Maybe you'll become Hawaiian if you wear a Hawaiian shirt...

A lot of brand name cookbooks are real horror shows because they try to shoehorn one ingredient into every single type of recipe the writers can think of, whether or not it belongs there.

Crisco, however, has fewer such problems. It's common enough in all kinds of things-- an ingredient in baked goods, an oil for frying or sauteing. I remember going through tubs of stuff when I was learning to cook as a teenager, using it in pie crusts, cookies, and popcorn. Even though I use considerably less now, I'm not surprised that today's recipe from 1973's Crisco's Favorite Family Foods Cookbook actually sounds fine.
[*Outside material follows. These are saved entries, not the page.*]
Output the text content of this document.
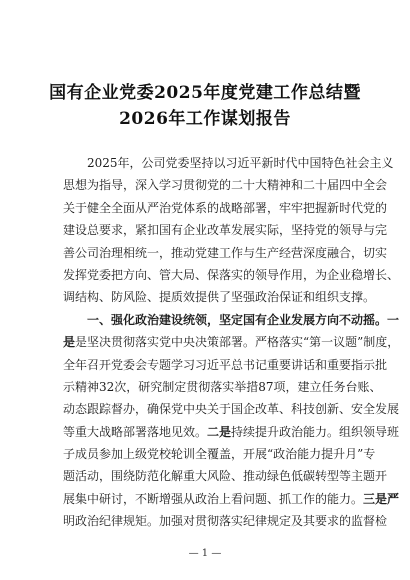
国有企业党委2025年度党建工作总结暨
2026年工作谋划报告
2025年，公司党委坚持以习近平新时代中国特色社会主义
思想为指导，深入学习贯彻党的二十大精神和二十届四中全会
关于健全全面从严治党体系的战略部署，牢牢把握新时代党的
建设总要求，紧扣国有企业改革发展实际，坚持党的领导与完
善公司治理相统一，推动党建工作与生产经营深度融合，切实
发挥党委把方向、管大局、保落实的领导作用，为企业稳增长、
调结构、防风险、提质效提供了坚强政治保证和组织支撑。
一、强化政治建设统领，坚定国有企业发展方向不动摇。一
是是坚决贯彻落实党中央决策部署。严格落实“第一议题”制度，
全年召开党委会专题学习习近平总书记重要讲话和重要指示批
示精神32次，研究制定贯彻落实举措87项，建立任务台账、
动态跟踪督办，确保党中央关于国企改革、科技创新、安全发展
等重大战略部署落地见效。二是持续提升政治能力。组织领导班
子成员参加上级党校轮训全覆盖，开展“政治能力提升月”专
题活动，围绕防范化解重大风险、推动绿色低碳转型等主题开
展集中研讨，不断增强从政治上看问题、抓工作的能力。三是严
明政治纪律规矩。加强对贯彻落实纪律规定及其要求的监督检
— 1 —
It looks pretty good:

King Kamehameha may indeed have liked this attractive pie, sunshine yellow and crowned with whipped cream and macadamia nuts. He likely would have been unfamiliar with the filling, though.

Yes, this appears to be a tropical treat, but look in the foreground and you will probably figure out what makes this nominally Hawaiian pie seem distinctly un-Hawaiian to me.


It is, in fact, an apple pie. The apples are cooked and covered with a pineapple juice sauce, but this is unquestionably an apple pie and Hawaii, for the most part, does not get cool enough to easily grow apples that are not of the pine variety.

I am not sure why the pie couldn't contain actual pineapple, but I will be happy to file this away with all the old recipes that magically became "Oriental" with the addition of a tablespoon of soy sauce or hot and spicy with two drops of Tabasco. Just remember, apples are Hawaiian if you cook them in pineapple juice.